Magic and designing magic tricks is an ideal way to make iterative design fun, remove the fear of failure, and enforce the public speaking skills necessary to communicate with diverse people. Performing for real people develops skills that lead to other opportunities, like Harry discussed on television’s Late Night with Johny Carson, who was also a magician.

All of my classes incorporate some form of entrepreneurship, even if only how to communicate complex topics confidently. Innovators benefit from the iterative design process, getting a product closer to what is useful to a larger market, and everyone benefits from the hands-on skills and mathematical concepts that result from prototyping. I incorporate how to patent ideas and ways to build a business, which, like design, comes more from practice than lectures.
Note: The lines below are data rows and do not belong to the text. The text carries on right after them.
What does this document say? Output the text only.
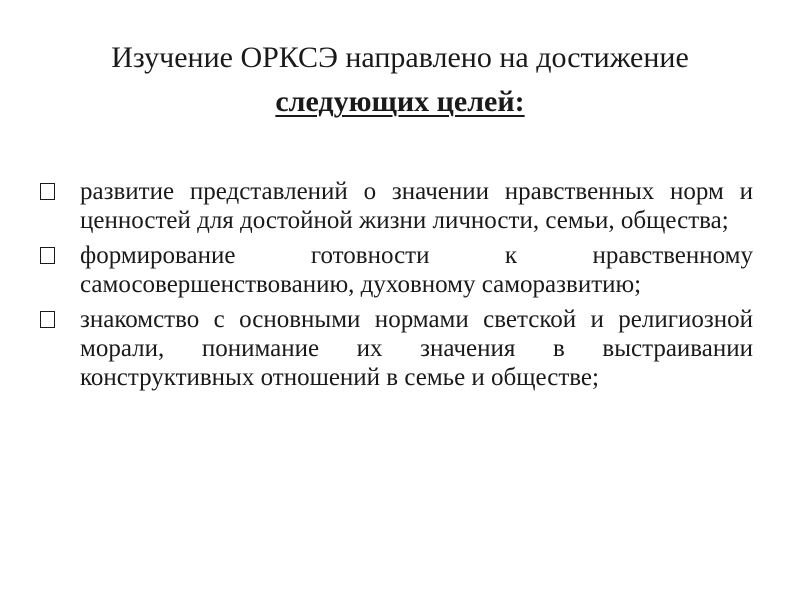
Изучение ОРКСЭ направлено на достижение
следующих целей:
развитие представлений о значении нравственных норм и ценностей для достойной жизни личности, семьи, общества;
формирование готовности к нравственному самосовершенствованию, духовному саморазвитию;
знакомство с основными нормами светской и религиозной морали, понимание их значения в выстраивании конструктивных отношений в семье и обществе;
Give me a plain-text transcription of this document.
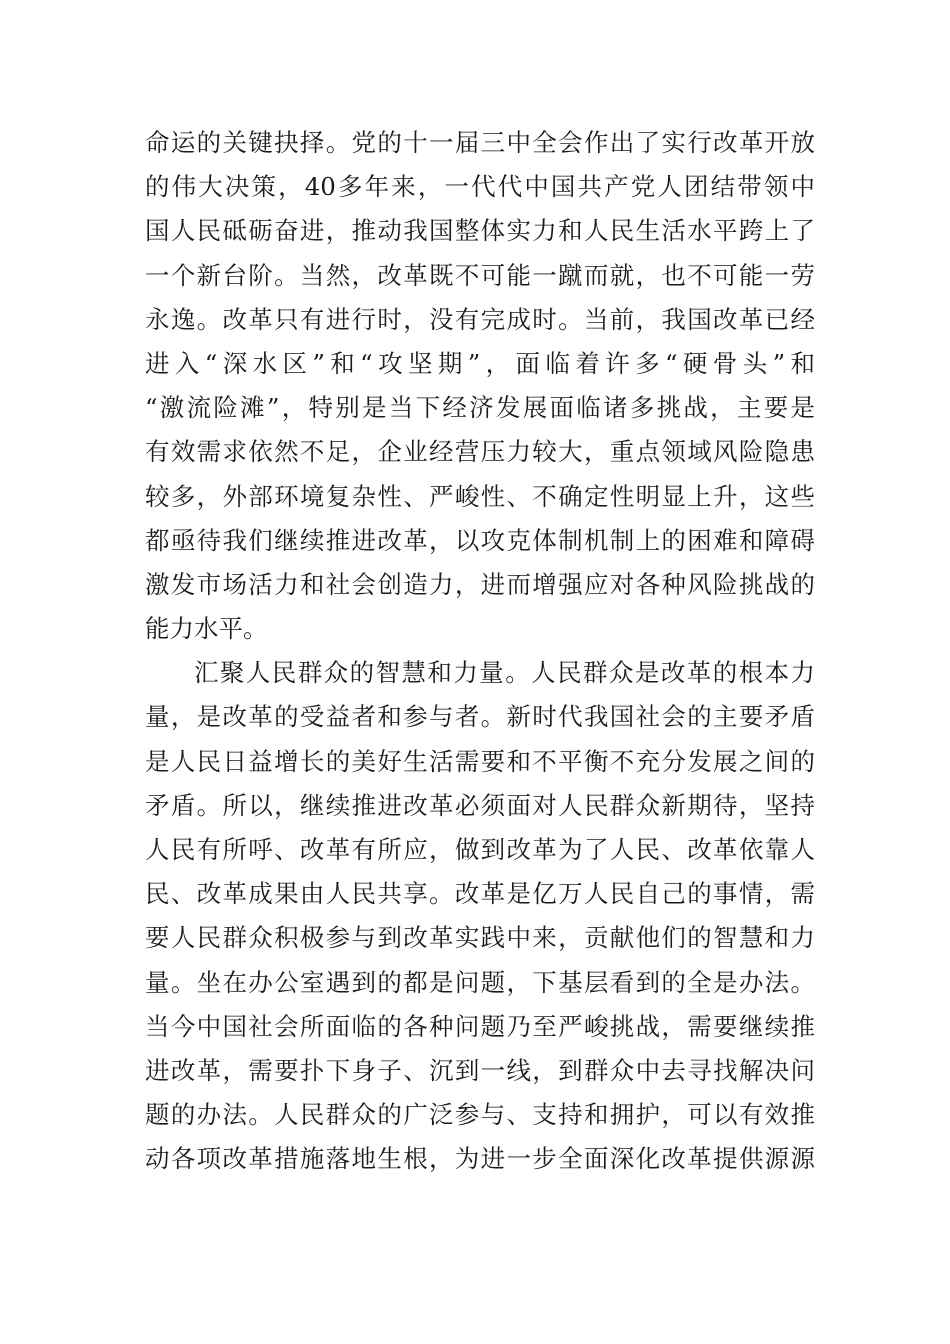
命运的关键抉择。党的十一届三中全会作出了实行改革开放
的伟大决策，40多年来，一代代中国共产党人团结带领中
国人民砥砺奋进，推动我国整体实力和人民生活水平跨上了
一个新台阶。当然，改革既不可能一蹴而就，也不可能一劳
永逸。改革只有进行时，没有完成时。当前，我国改革已经
进入“深水区”和“攻坚期”，面临着许多“硬骨头”和
“激流险滩”，特别是当下经济发展面临诸多挑战，主要是
有效需求依然不足，企业经营压力较大，重点领域风险隐患
较多，外部环境复杂性、严峻性、不确定性明显上升，这些
都亟待我们继续推进改革，以攻克体制机制上的困难和障碍
激发市场活力和社会创造力，进而增强应对各种风险挑战的
能力水平。
汇聚人民群众的智慧和力量。人民群众是改革的根本力
量，是改革的受益者和参与者。新时代我国社会的主要矛盾
是人民日益增长的美好生活需要和不平衡不充分发展之间的
矛盾。所以，继续推进改革必须面对人民群众新期待，坚持
人民有所呼、改革有所应，做到改革为了人民、改革依靠人
民、改革成果由人民共享。改革是亿万人民自己的事情，需
要人民群众积极参与到改革实践中来，贡献他们的智慧和力
量。坐在办公室遇到的都是问题，下基层看到的全是办法。
当今中国社会所面临的各种问题乃至严峻挑战，需要继续推
进改革，需要扑下身子、沉到一线，到群众中去寻找解决问
题的办法。人民群众的广泛参与、支持和拥护，可以有效推
动各项改革措施落地生根，为进一步全面深化改革提供源源
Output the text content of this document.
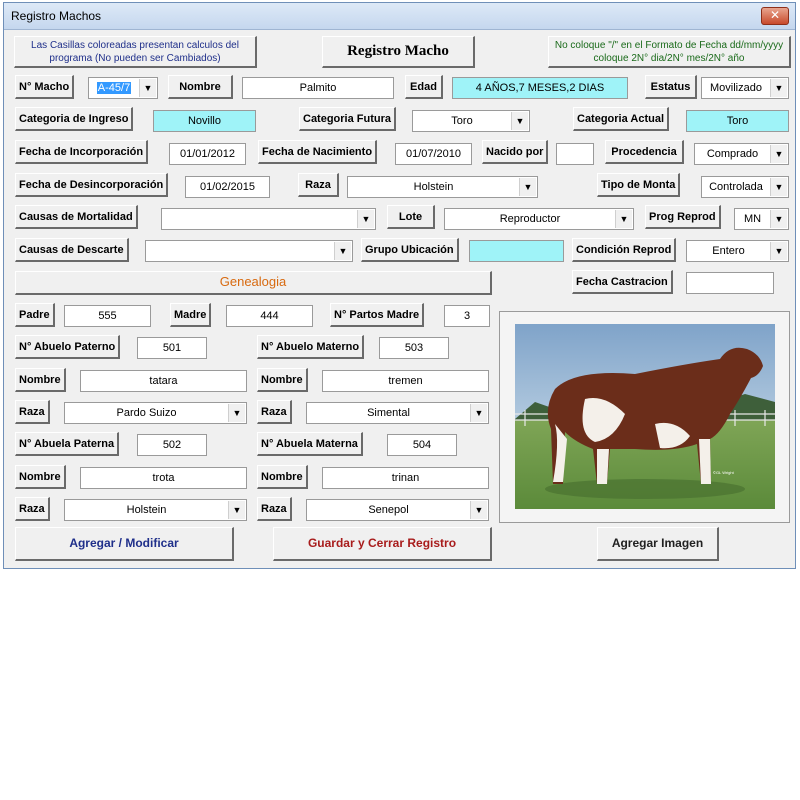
Registro Machos	✕
Las Casillas coloreadas presentan calculos del programa (No pueden ser Cambiados)	Registro Macho	No coloque "/" en el Formato de Fecha dd/mm/yyyy coloque 2N° dia/2N° mes/2N° año
N° Macho	A-45/7	▼	Nombre	Palmito	Edad	4 AÑOS,7 MESES,2 DIAS	Estatus	Movilizado	▼
Categoria de Ingreso	Novillo	Categoria Futura	Toro	▼	Categoria Actual	Toro
Fecha de Incorporación	01/01/2012	Fecha de Nacimiento	01/07/2010	Nacido por	Procedencia	Comprado	▼
Fecha de Desincorporación	01/02/2015	Raza	Holstein	▼	Tipo de Monta	Controlada	▼
Causas de Mortalidad	▼	Lote	Reproductor	▼	Prog Reprod	MN	▼
Causas de Descarte	▼	Grupo Ubicación	Condición Reprod	Entero	▼
Genealogia	Fecha Castracion
Padre	555	Madre	444	N° Partos Madre	3
N° Abuelo Paterno	501	N° Abuelo Materno	503
Nombre	tatara	Nombre	tremen
Raza	Pardo Suizo	▼	Raza	Simental	▼
N° Abuela Paterna	502	N° Abuela Materna	504
Nombre	trota	Nombre	trinan
Raza	Holstein	▼	Raza	Senepol	▼
©GL Wright
Agregar / Modificar	Guardar y Cerrar Registro	Agregar Imagen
As an example, rather than taking tests one of my Design Engineering classes created an online company that sold products they designed and continuously improved throughout the course using the process of brainstorm, prototype, test, repeat.
Combining all of Harry’s influences on me
My first medical device job had been with a start-up company founded by the original inventor of needle safety features, a serial entrepreneur who continues to invent products and start companies. In our interview he wanted to see how I brainstormed new ideas; by then I had designed or invented dozen of magic effects, starting with Harry Anderson’s 1983 Needle Through the Arm. I got the job, learned from mentors, invented medical devices, co-founded companies, retired, taught, and now consult on all of these things while incorporating my childhood love of magic.
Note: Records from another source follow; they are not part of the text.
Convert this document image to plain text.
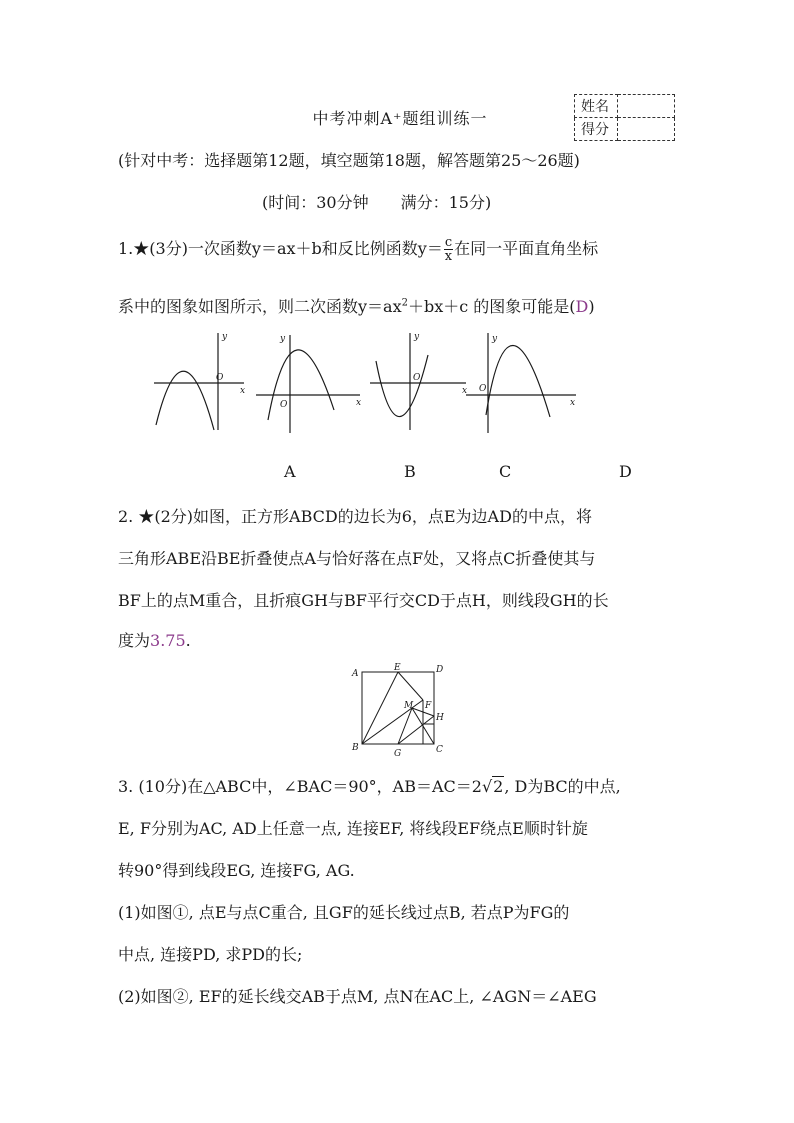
中考冲刺A⁺题组训练一
姓名	
得分	
(针对中考：选择题第12题，填空题第18题，解答题第25～26题)
(时间：30分钟　　满分：15分)
1.★(3分)一次函数y＝ax＋b和反比例函数$y= \frac{c}{x}$ 在同一平面直角坐标
系中的图象如图所示，则二次函数$y=ax^2+bx+c$ 的图象可能是(D)
y
x
O
y
x
O
y
x
O
y
x
O
A	B	C	D
2. ★(2分)如图，正方形ABCD的边长为6，点E为边AD的中点，将
三角形ABE沿BE折叠使点A与恰好落在点F处，又将点C折叠使其与
BF上的点M重合，且折痕GH与BF平行交CD于点H，则线段GH的长
度为3.75.
A
E	D
F
M
H
B
G	C
3. (10分)在△ABC中，∠BAC＝90°，AB＝AC＝2√2, D为BC的中点,
E, F分别为AC, AD上任意一点, 连接EF, 将线段EF绕点E顺时针旋
转90°得到线段EG, 连接FG, AG.
(1)如图①, 点E与点C重合, 且GF的延长线过点B, 若点P为FG的
中点, 连接PD, 求PD的长;
(2)如图②, EF的延长线交AB于点M, 点N在AC上, ∠AGN＝∠AEG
In lieu of payment, I will exchange my service for corporate donations to non-profits or benefit-corporations that provide equitable education. Some of the work funded hands-on engineering laboratories in inner-city middle schools, and programs that incorporate community service into design engineering courses. I also perform magic shows for corporate events and private parties under the same arrangement.
I enjoy the work I do and feel gratitude for the good luck and influences that helped get here.
This is leading to my point.

A common theme in regulations I teach is “linked processes,” a concept that’s complex and difficult to apply in large organizations or government policies; I use Harry as a metaphor for linked processes, that we’re all connected by our words and actions in small but measurable ways. A lot of my luck and opportunities can be tracked back to seeing a guy in a hat apparently shove a needle through his arm on Saturday Night Live in 1983. Harry’s influence had ripple-effects that continue to help me help others.
I was fortunate to share a few drinks with Harry and his wife in their magic shop in New Orleans. We performed magic and discussed our love of the city and people who live there. I wasn’t consulting then, and I probably wasn’t self-aware enough to piece together the series of events that led to my career, so I didn’t share the positive ripples he created.

I don’t have the writing skills to convey what I’d like to say or to summarize my thoughts in one point. Maybe it’s that I was happy to see him doing what he loved, performing magic, 35 years after I first saw him on Saturday Night Live.
Or, maybe the point is that everything we do influences others in ways we may never know.
There are probably many points I could make from this article, and maybe one day I’ll have the skills to express them. If I do, it’ll unlikely to happen from luck, it would probably happen from the process of brainstorming, prototyping, testing, and improving.
Maybe that was the point.
For now, there’s no point, but I’m enjoying practicing writing while reflecting on influences in my life that have brought me joy.
Rest in peace, Harry Anderson, aka Harry “The Hat” Gittes, aka Harry Masters, aka Judge Harry Stone.